Prüderie?
Okay, dann doch nochmal anders:
Vor der Missionierungszeit gehörte es in Tahiti zum guten Ton, dass bei Besuch eines Fremden der Gastgeber seinen geschlechtsreifen Töchtern nicht ohne Aufforderungscharakter (vermutlich nicht einmal explizit in Worten formuliert) gestattete, sich dem Gast anzubieten, lehnte der Gast ab - und sei es noch so höflich gewesen - galt das als schwere Beleidigung und konnte durchaus mit dem Rauswurf geahndet werden.

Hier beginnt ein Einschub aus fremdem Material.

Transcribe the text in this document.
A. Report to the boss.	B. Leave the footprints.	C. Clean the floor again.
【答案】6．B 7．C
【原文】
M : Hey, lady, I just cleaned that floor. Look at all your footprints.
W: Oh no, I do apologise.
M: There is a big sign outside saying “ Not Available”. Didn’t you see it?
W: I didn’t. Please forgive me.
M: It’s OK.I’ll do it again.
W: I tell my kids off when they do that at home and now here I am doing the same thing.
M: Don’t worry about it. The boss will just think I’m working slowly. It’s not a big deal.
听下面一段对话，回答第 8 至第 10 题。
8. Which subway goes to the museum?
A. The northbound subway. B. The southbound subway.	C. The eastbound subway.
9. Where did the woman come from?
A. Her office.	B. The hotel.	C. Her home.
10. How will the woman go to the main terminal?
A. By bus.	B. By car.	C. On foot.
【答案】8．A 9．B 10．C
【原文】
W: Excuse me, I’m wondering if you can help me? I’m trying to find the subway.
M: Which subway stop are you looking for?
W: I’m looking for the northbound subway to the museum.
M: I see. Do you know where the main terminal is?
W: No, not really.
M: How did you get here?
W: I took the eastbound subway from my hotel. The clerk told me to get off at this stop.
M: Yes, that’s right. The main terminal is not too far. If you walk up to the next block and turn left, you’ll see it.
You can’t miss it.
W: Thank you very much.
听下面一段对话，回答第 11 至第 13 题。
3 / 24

Hier in Deutschland wäre heute eine solche Form der Gastfreundschaft nur unter bestimmten Bedingungen strafrechtlich verfolgbar (etwa als Verkuppelung, wenn der Gastgeber seine Töchter explizit dazu aufriefe, oder als Sex mit Minderjährigen, wenn die Töchter noch nicht alt genug wären, selbst zu entscheiden), explizit "froh" über derartig durchlässige Gesetzgebung kann ich jedoch in gleichzeitiger Betrachtung gängiger zuhälterischer Machenschaften, die sich dadurch genau an diesem schmalen Rand der Noch-Legalität bewegen können, aber nicht sein und ich finde eine gesellschaftliche Intoleranz (Illegitimität) solcher Machenschaften ebenso wenig prüde, wie die Ablehnung einer Auffassung, dass sich Menschen auf offener Straße, nur weil sie sich gerade auf offener Straße befinden, für Sex anquatschen lassen müssten - da besteht für mich tatsächlich ein Zusammenhang:
Es ist in beiden Fällen eine Einstellungsfrage, wie ich Sexualität betrachte, ob als intimes Spiel zwischen Menschen, die sich ihre Spielpartner autark und wählerisch aussuchen, oder als generelle soziale Interaktion, die schlicht in jeder Lebenslage (öffentliche Straße) angefragt werden darf. -
Oder noch konkreter als Anmerkung: Bei den Bonobos hat Sex durchaus etwas weniger intimes, die kopulieren einfach, um Streit zu vermeiden oder sich zu vertragen, so wie viele Menschen sich vlt höflich gegenseitig nach dem Weg fragen oder sich entschuldigen, wenn sie sich auf die Füße gelatscht sind -> WERTEN als etwa 'unzüchtig' will ich das verhalten der Bonobos nicht, ebenso wenig allerdings das einiger Menschen als "prüde", sehe eher in manchen sozialen Normen und Umgangsregeln schon einen gewissen Sinn für die jeweilige Gesellschaft
@****d_O
Hm, Frage 1: Ich persönlich empfände ja "Arschloch" als eindeutig größere Beleidigung, aber ohne ausweichen zu wollen: Ja, "übergriffig" verstehe ich auch als
absichtsvolle Handlung -> zu Frage 2: ...eine
Absicht zur Grenzüberschreitung allerdings würde ich im Szenario des TE schon heraus lesen (weshalb der Hinweis darauf für mich nicht zwingend beleidigend wäre), denn die soziale Norm hierzulande gibt meinem Verständnis nach einfach nicht her, dass einem Menschen allein aufgrund seines Aufenthalts in der Öffentlichkeit oder einem längeren Augenkontakt bereits eine intime Frage nach Sex gestellt werden dürfte (da gibt es m. E. eine normative Grenze, die nicht stets neu erst einmal definiert werden muss) - wenn ich der fragenden Person also nicht unterstelle, "flegelhaft" (grundsätzlich unerzogen, ohne Sozialisation) oder irgendwie unzurechnungsfähig (etwa "geisteskrank") zu sein, dann unterstelle ich Absicht in der durch soziale Konventionen definierten Grenzüberschreitung (nochmal: Das ist keine Prüderie!).
Da greift dann letztlich für mich die Frage des
Anstands (ich meine,
@****sum hat den Begriff vorab in Diskussion gestellt). Um das Beispiel von der Einladung zum Kaffee trinken anstatt zum Sex aufzugreifen: Auch, wenn es vlt das gleiche will, scheint mir einfach in Dtld. heutzutage eher der Kaffee als die Frage nach Sex der gesellschaftlichen Norm zu entsprechen, wodurch es mich nicht wundert, wenn sich jemand durch die vom TE beschriebene Situation beleidigt fühlen und dies mit "übergriffig" quittieren würde (für mich erstmal nur eine verschärft grenzverdeutlichende Zurückweisung, die ich im Zusammenhang noch nicht zwingend als Beleidigung verstehe, vgl. oben...); eine erwidernde Beleidigung/Ohrfeige/Erschießung würde ich jedoch heute nicht mehr für angebracht halten (so etwas gab es ja durchaus auch mal als gesellschaftliche Norm...).